Trois heures passent quand le chat, affamé, décide lui aussi de bouger un peu son derrière. Il parle, parle, parle… tout seul. Il miaule, miaule, miaule, toujours tout seul. On ne voit pas très bien ce qu’il fait, mais il fait quelque chose. En grattant le sol, il miaule encore et toujours. Puis, après avoir creusé et retourné la terre sur un bon morceau de terrain, il regarde derrière lui, puis à gauche, enfin à droite. Il n’y avait personne. Rassuré, il lève la patte et se soulage. Il fait pipi ! Partout ! C’est qu’il en a une grande vessie à vider. Une fois son besoin terminé, il se réinstalle au centre de son nouveau territoire et patiente. Il ne doit pas attendre bien longtemps, car très vite, quelque chose pousse de la terre. Partout où il a gratté (et pissé), un mur se dresse ! Et, étrangement, un parfum épicé (é-pissé) envahit la forêt.

Au même instant, une note de musique perce le silence relatif de la forêt à moitié endormie. Les habitants habitués savent ce que cette mélodie signifie : le grand méchant loup va à la pêche au cochon. Tel un magicien, le loup souffle dans sa flûte enchantée. Attirées par la musique envoûtante tel un moustique par le sang, les 3 petites cochonnes, perdues, marchent dans la même direction : celle du loup ! Mais, mais… le loup s’arrête tout à coup de souffler dans son instrument. Il a senti une odeur bien meilleure que celle des 3 petites sœurs. Une odeur qui lui fait baver, légèrement épicée, légèrement sucrée ; ça fait si longtemps qu’il n’a plus goûté à une telle gourmandise. Il marche un peu, renifle, puis siffle dans la flûte. Il marche, renifle, siffle. Il renouvelle cette combinaison quinze minutes durant. Puis, il s’arrête définitivement. Les 3 petites cochonnes aussi. Sans le faire exprès, il a ramené les sœurs tout près de leur ami botté. Et ce qu’il voit, ce que les filles voient, est ahurissant. Devant cette petite troupe étrange se dresse un véritable château en pain d’épices !

Lala, qui n’en revient pas, est la première à retrouver la parole :

— Mais, tu es un magicien ? Tu aurais pu nous dire que tu savais faire pousser de la nourriture, cela nous aurait évité de nous perdre en pleine forêt, rouspète-t-elle l’estomac dans les talons.

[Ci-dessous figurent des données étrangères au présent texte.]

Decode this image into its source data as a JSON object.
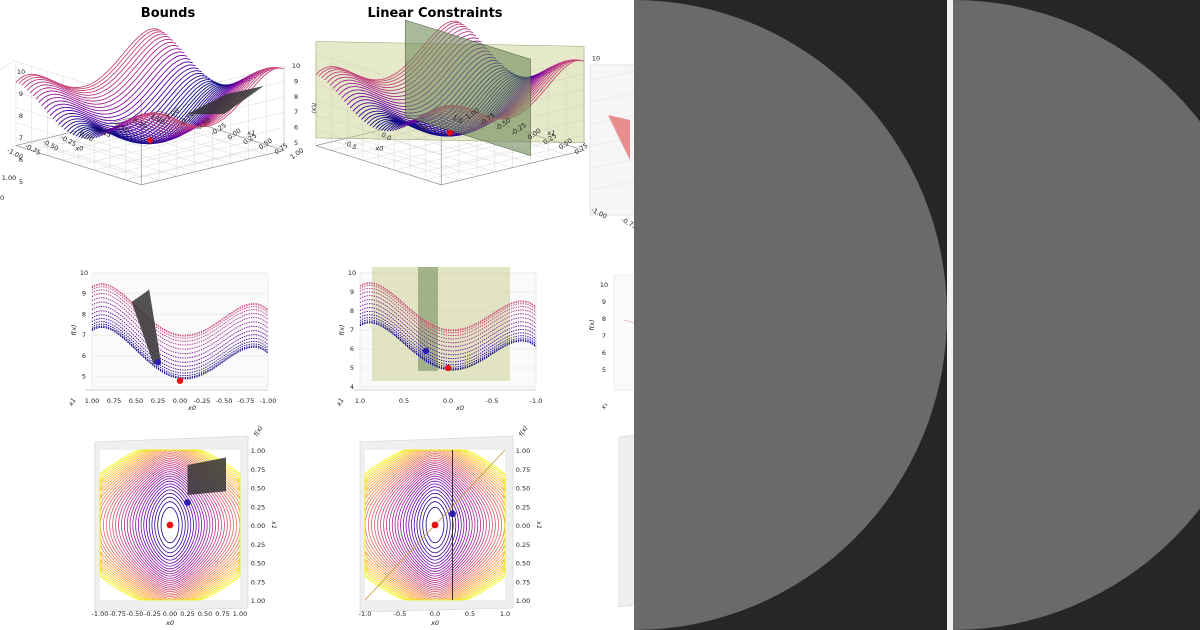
{
  "titles": {
    "bounds": "Bounds",
    "linear": "Linear Constraints"
  },
  "colors": {
    "background": "#ffffff",
    "overlay_dark": "#262626",
    "overlay_circle": "#6a6a6a",
    "divider": "#f2f2f2",
    "constraint_plane": "#c8cc8a",
    "constraint_plane_dark": "#6f8a5a",
    "bound_surface": "#333333",
    "minimum_marker": "#e81010",
    "constrained_marker": "#2a1fb0",
    "colormap": [
      "#0d0887",
      "#6a00a8",
      "#b12a90",
      "#e16462",
      "#fca636",
      "#f0f921"
    ]
  },
  "chart_data": [
    {
      "type": "surface-3d",
      "panel": "bounds-top",
      "title": "Bounds",
      "xlabel": "x0",
      "ylabel": "x1",
      "zlabel": "f(x)",
      "x_ticks": [
        "-1.00",
        "-0.75",
        "-0.50",
        "-0.25",
        "0.00",
        "0.25",
        "0.50",
        "0.75",
        "1.00"
      ],
      "y_ticks": [
        "1.00",
        "0.75",
        "0.50",
        "0.25",
        "0.00",
        "-0.25",
        "-0.50",
        "-0.75",
        "-1.00"
      ],
      "z_ticks": [
        "10",
        "9",
        "8",
        "7",
        "6",
        "5"
      ],
      "xlim": [
        -1,
        1
      ],
      "ylim": [
        -1,
        1
      ],
      "zlim": [
        4.5,
        10
      ]
    },
    {
      "type": "surface-3d",
      "panel": "linear-top",
      "title": "Linear Constraints",
      "xlabel": "x0",
      "ylabel": "x1",
      "zlabel": "f(x)",
      "x_ticks": [
        "-0.5",
        "0.0",
        "0.5",
        "1.0"
      ],
      "y_ticks": [
        "1.00",
        "0.75",
        "0.50",
        "0.25",
        "0.00",
        "-0.25",
        "-0.50",
        "-0.75",
        "-1.00"
      ],
      "z_ticks": [
        "10",
        "9",
        "8",
        "7",
        "6",
        "5",
        "4"
      ],
      "xlim": [
        -1,
        1
      ],
      "ylim": [
        -1,
        1
      ],
      "zlim": [
        4,
        10
      ]
    },
    {
      "type": "surface-3d-side",
      "panel": "bounds-mid",
      "xlabel": "x0",
      "ylabel": "x1",
      "zlabel": "f(x)",
      "x_ticks": [
        "1.00",
        "0.75",
        "0.50",
        "0.25",
        "0.00",
        "-0.25",
        "-0.50",
        "-0.75",
        "-1.00"
      ],
      "z_ticks": [
        "10",
        "9",
        "8",
        "7",
        "6",
        "5"
      ],
      "zlim": [
        4.5,
        10
      ],
      "points": [
        {
          "name": "",
          "x": 0.0,
          "z": 4.8,
          "color": "#e81010"
        },
        {
          "name": "",
          "x": 0.25,
          "z": 5.7,
          "color": "#2a1fb0"
        }
      ]
    },
    {
      "type": "surface-3d-side",
      "panel": "linear-mid",
      "xlabel": "x0",
      "ylabel": "x1",
      "zlabel": "f(x)",
      "x_ticks": [
        "1.0",
        "0.5",
        "0.0",
        "-0.5",
        "-1.0"
      ],
      "z_ticks": [
        "10",
        "9",
        "8",
        "7",
        "6",
        "5",
        "4"
      ],
      "zlim": [
        4,
        10
      ],
      "points": [
        {
          "name": "",
          "x": 0.0,
          "z": 5.0,
          "color": "#e81010"
        },
        {
          "name": "",
          "x": 0.25,
          "z": 5.9,
          "color": "#2a1fb0"
        }
      ]
    },
    {
      "type": "contour-top",
      "panel": "bounds-bottom",
      "xlabel": "x0",
      "ylabel": "x1",
      "zlabel": "f(x)",
      "x_ticks": [
        "-1.00",
        "-0.75",
        "-0.50",
        "-0.25",
        "0.00",
        "0.25",
        "0.50",
        "0.75",
        "1.00"
      ],
      "y_ticks": [
        "1.00",
        "0.75",
        "0.50",
        "0.25",
        "0.00",
        "0.25",
        "0.50",
        "0.75",
        "1.00"
      ],
      "xlim": [
        -1,
        1
      ],
      "ylim": [
        -1,
        1
      ],
      "points": [
        {
          "name": "",
          "x": 0.0,
          "y": 0.0,
          "color": "#e81010"
        },
        {
          "name": "",
          "x": 0.25,
          "y": 0.3,
          "color": "#2a1fb0"
        }
      ],
      "bound_box": {
        "x0": 0.25,
        "x1": 0.8,
        "y0": 0.3,
        "y1": 0.9
      }
    },
    {
      "type": "contour-top",
      "panel": "linear-bottom",
      "xlabel": "x0",
      "ylabel": "x1",
      "zlabel": "f(x)",
      "x_ticks": [
        "-1.0",
        "-0.5",
        "0.0",
        "0.5",
        "1.0"
      ],
      "y_ticks": [
        "1.00",
        "0.75",
        "0.50",
        "0.25",
        "0.00",
        "0.25",
        "0.50",
        "0.75",
        "1.00"
      ],
      "xlim": [
        -1,
        1
      ],
      "ylim": [
        -1,
        1
      ],
      "points": [
        {
          "name": "",
          "x": 0.0,
          "y": 0.0,
          "color": "#e81010"
        },
        {
          "name": "",
          "x": 0.25,
          "y": 0.15,
          "color": "#2a1fb0"
        }
      ],
      "constraint_lines": [
        {
          "kind": "vertical",
          "x": 0.25
        },
        {
          "kind": "diagonal",
          "slope": 1,
          "intercept": 0
        }
      ]
    }
  ],
  "overlay": {
    "description_circles": 2
  }
}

Le chat a perdu sa langue, il ne répond pas, car derrière Lala, Lili et Lali, le grand méchant loup se lèche les babines. Le chat se serait bien caché sous sa cape d’invisibilité, mais il l’a prêtée la semaine dernière à Riz Pot’Heure (lire à voix haute). Alors, il pointe le loup avec une griffe tremblante et marche à reculons s’enfermer dans son abri délicieux.

Face à face, le loup ne mâche pas ses mots envers les petites cochonnes :

— Le deal est simple. Vos vies sauves à toutes les trois contre le pont en pain d’épices et ses chaînes en sucette.

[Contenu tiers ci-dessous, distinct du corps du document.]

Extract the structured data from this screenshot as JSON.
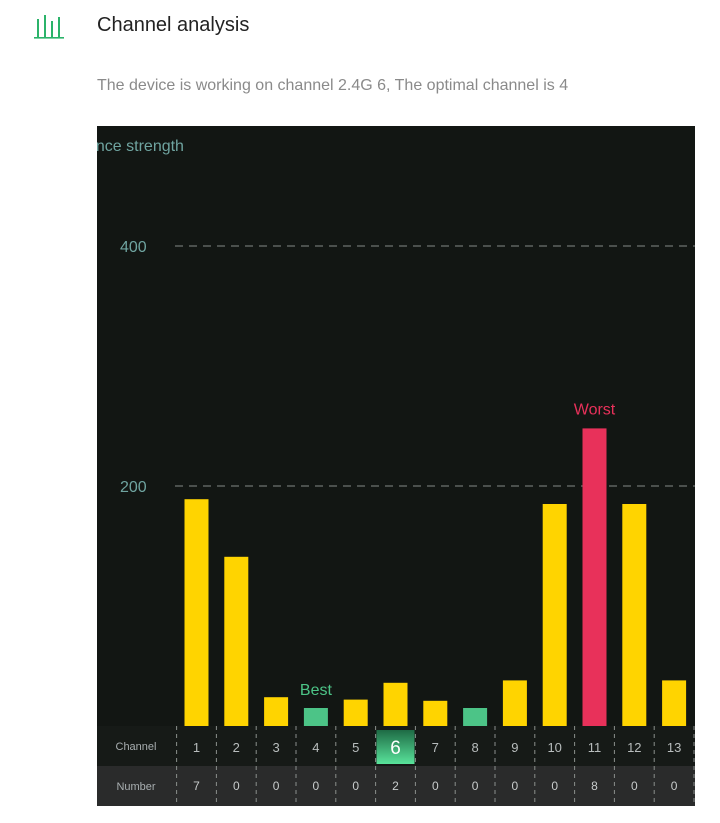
{
  "header": {
    "icon": "bar-chart-icon",
    "title": "Channel analysis",
    "subtitle": "The device is working on channel 2.4G 6, The optimal channel is 4"
  },
  "colors": {
    "accent_green": "#2bb36a",
    "bar_yellow": "#ffd400",
    "bar_best": "#4cc487",
    "bar_worst": "#e8315a",
    "panel_bg": "#121613",
    "axis_text": "#6fa4a0"
  },
  "chart_data": {
    "type": "bar",
    "ylabel": "ence strength",
    "yticks": [
      200,
      400
    ],
    "ylim": [
      0,
      400
    ],
    "categories": [
      "1",
      "2",
      "3",
      "4",
      "5",
      "6",
      "7",
      "8",
      "9",
      "10",
      "11",
      "12",
      "13"
    ],
    "values": [
      189,
      141,
      24,
      15,
      22,
      36,
      21,
      15,
      38,
      185,
      248,
      185,
      38
    ],
    "best_channel": "4",
    "best_label": "Best",
    "worst_channel": "11",
    "worst_label": "Worst",
    "current_channel": "6",
    "row_labels": {
      "channel": "Channel",
      "number": "Number"
    },
    "numbers": [
      "7",
      "0",
      "0",
      "0",
      "0",
      "2",
      "0",
      "0",
      "0",
      "0",
      "8",
      "0",
      "0"
    ]
  }
}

— Pardon ? Osa demander Lili. Vous nous délaissez pour du sucre ? C’est du délire !

Le loup, un peu rouge de honte, avoue :

— Oui, je préfère les friandises à la viande.

— Par mes moustaches, j’ai tout entendu ! Bien sûr que je lui offre volontiers le pont, s’il vous laisse saines et sauves. J’ai besoin de vous, mesdemoiselles, j’ai un ronron dans la gorge qui veut sortir. Et puis, j’ai plein d’histoires à vous raconter.

[1] Forêt bleue : elle existe bel et bien ! Elle s’appelle plutôt le Bois de Hal, il se situe en Belgique, à 30 minutes de Bruxelles. Entre le printemps et l’été, le sol se couvre de jacinthes sauvages, donnant le nom féerique de forêt bleue.